Max Renggli, VRP und CEO Renggli AG, im Interview
Max Renggli, VRP und CEO Renggli AG. (Foto: EY)

von Patrick Gunti

Moneycab.com: Herr Renggli, Sie sind im Herbst letzten Jahres mit dem EY Entrepreneur of the Year-Award in der Kategorie Family Business geehrt worden. Herzliche Gratulation dazu. Was bedeutet die Auszeichnung für Sie und das Unternehmen?

Max Renggli: Die Auszeichnung ist eine grosse Wertschätzung an einen echten unternehmerischen Leistungsausweis, den man aber nur erbringen kann, wenn das Umfeld stimmt. Deshalb danke ich vor allem meiner Familie, den Kunden und Partnern und natürlich den engagierten Mitarbeitenden.

Sie leiten das Familienunternehmen seit 1991 in vierter Generation. Sie zählen zu den Pionieren des Minergie-Standards, als Visionär des Holzsystembaus und beschäftigten heute über 200 Mitarbeitende.
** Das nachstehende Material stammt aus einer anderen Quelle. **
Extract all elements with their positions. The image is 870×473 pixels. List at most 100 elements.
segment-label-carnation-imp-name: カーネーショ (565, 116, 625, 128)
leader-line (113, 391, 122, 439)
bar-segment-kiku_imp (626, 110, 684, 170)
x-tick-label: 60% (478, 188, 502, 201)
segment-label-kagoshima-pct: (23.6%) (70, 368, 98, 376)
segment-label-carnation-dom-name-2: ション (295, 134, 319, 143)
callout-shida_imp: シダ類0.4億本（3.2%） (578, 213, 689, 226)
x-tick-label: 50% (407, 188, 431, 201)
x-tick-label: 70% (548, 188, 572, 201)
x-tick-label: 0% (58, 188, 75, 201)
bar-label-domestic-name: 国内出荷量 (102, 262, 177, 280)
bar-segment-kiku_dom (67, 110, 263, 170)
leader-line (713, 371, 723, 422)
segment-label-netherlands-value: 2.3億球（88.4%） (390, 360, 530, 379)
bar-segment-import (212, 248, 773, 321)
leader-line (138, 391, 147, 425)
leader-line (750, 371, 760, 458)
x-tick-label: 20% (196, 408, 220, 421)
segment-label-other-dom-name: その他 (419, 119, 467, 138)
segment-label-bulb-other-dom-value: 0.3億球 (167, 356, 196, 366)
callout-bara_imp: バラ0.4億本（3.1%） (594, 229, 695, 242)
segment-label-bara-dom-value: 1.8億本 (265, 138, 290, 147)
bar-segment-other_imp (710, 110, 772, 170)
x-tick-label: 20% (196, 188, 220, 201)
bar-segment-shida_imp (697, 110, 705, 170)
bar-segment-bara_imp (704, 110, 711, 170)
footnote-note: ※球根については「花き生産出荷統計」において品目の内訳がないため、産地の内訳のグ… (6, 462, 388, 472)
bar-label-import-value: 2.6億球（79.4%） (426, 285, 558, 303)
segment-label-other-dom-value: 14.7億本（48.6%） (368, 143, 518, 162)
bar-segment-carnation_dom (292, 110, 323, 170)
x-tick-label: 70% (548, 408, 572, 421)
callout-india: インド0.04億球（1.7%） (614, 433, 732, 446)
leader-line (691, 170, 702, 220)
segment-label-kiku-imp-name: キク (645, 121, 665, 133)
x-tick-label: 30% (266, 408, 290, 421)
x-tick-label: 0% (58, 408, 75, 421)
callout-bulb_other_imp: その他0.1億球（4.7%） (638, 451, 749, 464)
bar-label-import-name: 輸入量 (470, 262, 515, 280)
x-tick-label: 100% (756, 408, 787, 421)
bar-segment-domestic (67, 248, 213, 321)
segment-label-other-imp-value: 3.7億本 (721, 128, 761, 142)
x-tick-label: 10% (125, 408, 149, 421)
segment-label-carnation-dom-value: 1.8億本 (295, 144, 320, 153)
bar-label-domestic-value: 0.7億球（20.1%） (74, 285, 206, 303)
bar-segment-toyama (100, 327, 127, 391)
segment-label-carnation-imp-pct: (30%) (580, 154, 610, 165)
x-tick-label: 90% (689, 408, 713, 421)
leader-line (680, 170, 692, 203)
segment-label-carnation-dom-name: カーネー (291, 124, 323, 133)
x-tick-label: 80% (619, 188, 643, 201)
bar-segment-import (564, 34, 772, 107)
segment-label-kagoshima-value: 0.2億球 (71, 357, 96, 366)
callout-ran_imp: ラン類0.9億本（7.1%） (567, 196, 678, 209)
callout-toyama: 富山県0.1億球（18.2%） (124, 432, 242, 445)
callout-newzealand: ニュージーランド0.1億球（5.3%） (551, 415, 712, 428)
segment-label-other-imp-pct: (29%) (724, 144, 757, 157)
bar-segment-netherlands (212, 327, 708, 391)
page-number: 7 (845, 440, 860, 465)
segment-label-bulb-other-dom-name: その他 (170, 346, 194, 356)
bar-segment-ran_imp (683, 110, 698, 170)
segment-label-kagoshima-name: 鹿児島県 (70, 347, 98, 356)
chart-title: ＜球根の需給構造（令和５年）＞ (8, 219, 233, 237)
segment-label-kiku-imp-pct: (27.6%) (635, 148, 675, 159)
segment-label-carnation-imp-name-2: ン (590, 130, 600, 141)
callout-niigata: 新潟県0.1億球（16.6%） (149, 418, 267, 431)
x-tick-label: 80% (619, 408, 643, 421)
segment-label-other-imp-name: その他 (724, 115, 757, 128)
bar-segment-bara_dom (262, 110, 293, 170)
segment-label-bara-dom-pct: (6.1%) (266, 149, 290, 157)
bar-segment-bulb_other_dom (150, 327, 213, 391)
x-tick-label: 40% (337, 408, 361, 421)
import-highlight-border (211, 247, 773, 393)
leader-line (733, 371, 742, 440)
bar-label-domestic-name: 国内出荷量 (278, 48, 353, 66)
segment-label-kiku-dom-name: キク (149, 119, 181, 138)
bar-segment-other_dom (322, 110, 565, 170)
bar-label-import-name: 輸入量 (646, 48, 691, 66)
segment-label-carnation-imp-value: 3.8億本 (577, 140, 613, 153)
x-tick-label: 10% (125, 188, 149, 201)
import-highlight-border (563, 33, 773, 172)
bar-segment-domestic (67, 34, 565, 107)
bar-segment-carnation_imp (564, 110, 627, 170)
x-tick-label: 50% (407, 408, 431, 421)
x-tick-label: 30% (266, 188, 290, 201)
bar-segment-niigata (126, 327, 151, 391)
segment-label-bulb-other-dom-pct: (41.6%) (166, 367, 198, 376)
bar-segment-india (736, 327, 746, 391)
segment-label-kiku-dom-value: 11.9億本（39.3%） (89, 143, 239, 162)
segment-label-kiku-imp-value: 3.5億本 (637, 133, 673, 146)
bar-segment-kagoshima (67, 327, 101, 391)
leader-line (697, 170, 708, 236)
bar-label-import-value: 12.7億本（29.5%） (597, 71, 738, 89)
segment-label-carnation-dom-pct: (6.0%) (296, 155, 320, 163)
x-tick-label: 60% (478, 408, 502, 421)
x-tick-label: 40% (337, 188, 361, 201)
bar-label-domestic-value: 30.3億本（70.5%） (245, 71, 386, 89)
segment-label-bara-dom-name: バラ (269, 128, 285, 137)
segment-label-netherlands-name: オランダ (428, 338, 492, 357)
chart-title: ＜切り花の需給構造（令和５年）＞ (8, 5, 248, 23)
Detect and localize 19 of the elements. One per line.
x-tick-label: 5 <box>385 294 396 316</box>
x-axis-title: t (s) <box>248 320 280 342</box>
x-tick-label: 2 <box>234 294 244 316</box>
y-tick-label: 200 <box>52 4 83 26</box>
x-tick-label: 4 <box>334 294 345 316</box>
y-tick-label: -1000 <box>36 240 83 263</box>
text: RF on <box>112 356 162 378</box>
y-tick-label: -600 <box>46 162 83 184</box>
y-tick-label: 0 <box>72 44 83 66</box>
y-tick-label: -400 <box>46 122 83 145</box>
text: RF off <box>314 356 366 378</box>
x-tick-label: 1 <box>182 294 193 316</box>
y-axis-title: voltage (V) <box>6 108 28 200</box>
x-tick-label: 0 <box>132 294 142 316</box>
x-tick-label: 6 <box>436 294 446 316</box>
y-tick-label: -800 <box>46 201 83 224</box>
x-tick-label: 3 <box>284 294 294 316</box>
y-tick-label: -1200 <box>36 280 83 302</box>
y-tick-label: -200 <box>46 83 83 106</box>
Welche Faktoren haben diesen Erfolg möglich gemacht?

Besondere Bedeutung für unseren Erfolg hat für mich unsere starke Mannschaft. Sie haben über die Jahre gelernt, sich an den Zeichen der Zeit zu orientieren, übernehmen eine hohe Eigenverantwortung und identifizieren sich stark mit der Firma. Dabei ist es eine der Grundvoraussetzungen, die Rahmenbedingungen zu schaffen, in denen sich Mitarbeitende weiterentwickeln können und wollen.

Sie haben damals bei der Übernahme des Unternehmens die Sägerei eingestellt und wenig später den Holzsystembau eingeführt. Welche Überlegungen standen diesem Entscheid zu Grunde?
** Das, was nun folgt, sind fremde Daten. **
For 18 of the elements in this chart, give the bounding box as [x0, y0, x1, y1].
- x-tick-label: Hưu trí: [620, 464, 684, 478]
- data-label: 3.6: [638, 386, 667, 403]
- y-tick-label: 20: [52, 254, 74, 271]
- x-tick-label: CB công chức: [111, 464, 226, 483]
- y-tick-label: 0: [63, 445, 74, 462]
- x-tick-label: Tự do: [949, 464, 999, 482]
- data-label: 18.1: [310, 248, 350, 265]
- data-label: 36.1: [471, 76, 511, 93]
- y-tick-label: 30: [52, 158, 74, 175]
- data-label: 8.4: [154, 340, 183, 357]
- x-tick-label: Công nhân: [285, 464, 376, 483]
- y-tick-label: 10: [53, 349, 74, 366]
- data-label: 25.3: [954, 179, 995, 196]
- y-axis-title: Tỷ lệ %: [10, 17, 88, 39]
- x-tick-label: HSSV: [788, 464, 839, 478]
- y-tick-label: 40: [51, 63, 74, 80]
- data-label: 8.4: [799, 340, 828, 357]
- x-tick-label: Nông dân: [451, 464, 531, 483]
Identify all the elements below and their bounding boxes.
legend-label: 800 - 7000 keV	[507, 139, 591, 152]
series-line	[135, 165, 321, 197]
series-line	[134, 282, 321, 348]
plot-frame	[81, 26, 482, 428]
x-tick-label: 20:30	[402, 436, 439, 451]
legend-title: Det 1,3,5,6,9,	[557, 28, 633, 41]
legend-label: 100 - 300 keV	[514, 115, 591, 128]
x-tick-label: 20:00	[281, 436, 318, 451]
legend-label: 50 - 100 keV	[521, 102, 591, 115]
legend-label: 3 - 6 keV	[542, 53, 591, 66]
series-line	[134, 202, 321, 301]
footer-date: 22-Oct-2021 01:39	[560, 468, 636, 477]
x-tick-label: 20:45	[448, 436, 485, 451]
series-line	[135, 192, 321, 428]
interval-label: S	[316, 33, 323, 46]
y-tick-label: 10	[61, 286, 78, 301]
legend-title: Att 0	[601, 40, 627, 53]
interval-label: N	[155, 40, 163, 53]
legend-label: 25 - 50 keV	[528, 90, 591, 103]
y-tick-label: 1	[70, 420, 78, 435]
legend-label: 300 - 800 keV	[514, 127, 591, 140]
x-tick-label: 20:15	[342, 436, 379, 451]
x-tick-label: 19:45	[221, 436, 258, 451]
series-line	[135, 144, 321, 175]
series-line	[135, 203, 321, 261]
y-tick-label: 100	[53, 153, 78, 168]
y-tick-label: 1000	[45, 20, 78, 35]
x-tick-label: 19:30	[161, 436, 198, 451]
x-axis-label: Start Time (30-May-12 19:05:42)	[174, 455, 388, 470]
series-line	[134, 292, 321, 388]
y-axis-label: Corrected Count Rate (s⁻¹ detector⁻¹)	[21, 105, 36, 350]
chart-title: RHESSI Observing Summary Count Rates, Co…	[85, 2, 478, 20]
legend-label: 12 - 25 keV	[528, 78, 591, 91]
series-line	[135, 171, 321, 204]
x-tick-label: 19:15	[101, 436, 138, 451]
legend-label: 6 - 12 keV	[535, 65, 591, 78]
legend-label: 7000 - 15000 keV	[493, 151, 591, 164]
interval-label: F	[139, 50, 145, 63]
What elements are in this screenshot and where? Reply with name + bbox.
Als ich mit meinem Bruder damals die Firma von den Eltern übernahm, hatten wir die Vision, ökologisch hochwertige Qualitätsbauten zu erstellen. Dies war zu einer Zeit, als unsere Mitbewerber sich nach deutschem Muster einen Preiskampf lieferten und ihre Leistungen immer weiter unterboten. Wir wollten das nicht und folgten unserer Vision, uns auf Vorfertigung und gute Architektur zu konzentrieren – dies hiess in Konsequenz, die Firma radikal umzubauen und komplett neu aufzusetzen.

Heute gehört die Renggli AG zu den führenden Anbietern des Holzsystembaus in der Schweiz. Wie haben sich der Holzhausbau und die Vorfertigung weiterentwickelt?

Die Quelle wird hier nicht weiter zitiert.